The sonic boom generated by aircraft flying at a supersonic speed is one of the primary problems of the development of supersonic commercial aircraft. Sonic boom prediction tools have been developed based on the weak shock theory, and even complex phenomena are evaluated as simplified models. Hence, because of their limited applications, some complex phenomena such as sonic boom cutoff arising from shock wave diffraction has been difficult to analyze. For improving the state of the art, we focus on Computational Fluid Dynamics (CFD) analysis over the entire flow field, ranging from the near field around a supersonic aircraft to the far field extending to the ground.

The challenge

Direct simulation for sonic boom enables us to precisely evaluate sonic boom intensity in various flight and atmospheric conditions, including complex phenomena such as sonic boom cutoff.

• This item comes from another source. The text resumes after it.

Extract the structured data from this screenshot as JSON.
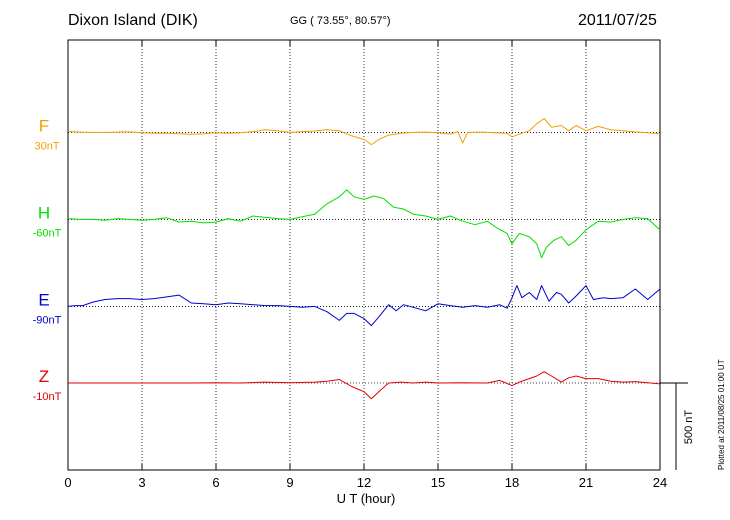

The accurate prediction of sonic boom is difficult due to the multi-scale nature of the phenomenon: The scale varies from millimeter around an aircraft to kilometer in a real stratified atmosphere. In addition, sonic boom intensity significantly changes according to the flight pattern such as acceleration and manuever, and atmospheric variability such as atmospheric turbulence and wind. The main challenges are to realize direct simulation for sonic boom generated from a three-dimensional aircraft configuration and to investigate complex phenomena such as sonic boom cutoff.

The research

Direct simulation for sonic boom propagation through a real atmosphere has been recently performed using the boundary fitted coordinate (BFC) grid. However, the application of the simulation using the BFC grid is limited, and thus the simulation method needs to be further developed for considering a three-dimensional aircraft configuration. In this research, the simulation method using the adaptive mesh refinement (AMR) method under consideration of a stratified atmosphere has been developed to analyze sonic boom generated from a real aircraft configuration.

 

 Publications

  • Rei Yamashita and Kojiro Suzuki, Full-Field Simulation for Sonic Boom Cutoff Phenomena, Transactions of the Japan Society for Aeronautical and Space Sciences, Vol.58, No.6, 2015, pp. 327-336: http://dx.doi.org/10.2322/tjsass.58.327
  • Rei Yamashita and Kojiro Suzuki, Full-Field Sonic Boom Simulation in Stratified Atmosphere, AIAA Journal, Vol.54, No. 10, 2016, pp. 3223-3231: http://dx.doi.org/10.2514/1.J054581
  • R. Yamashita, L. Wutschitz and N. Nikiforakis (2019). A three-dimensional model for modelling sonic boom in a stratified atmosphere. (in preparation).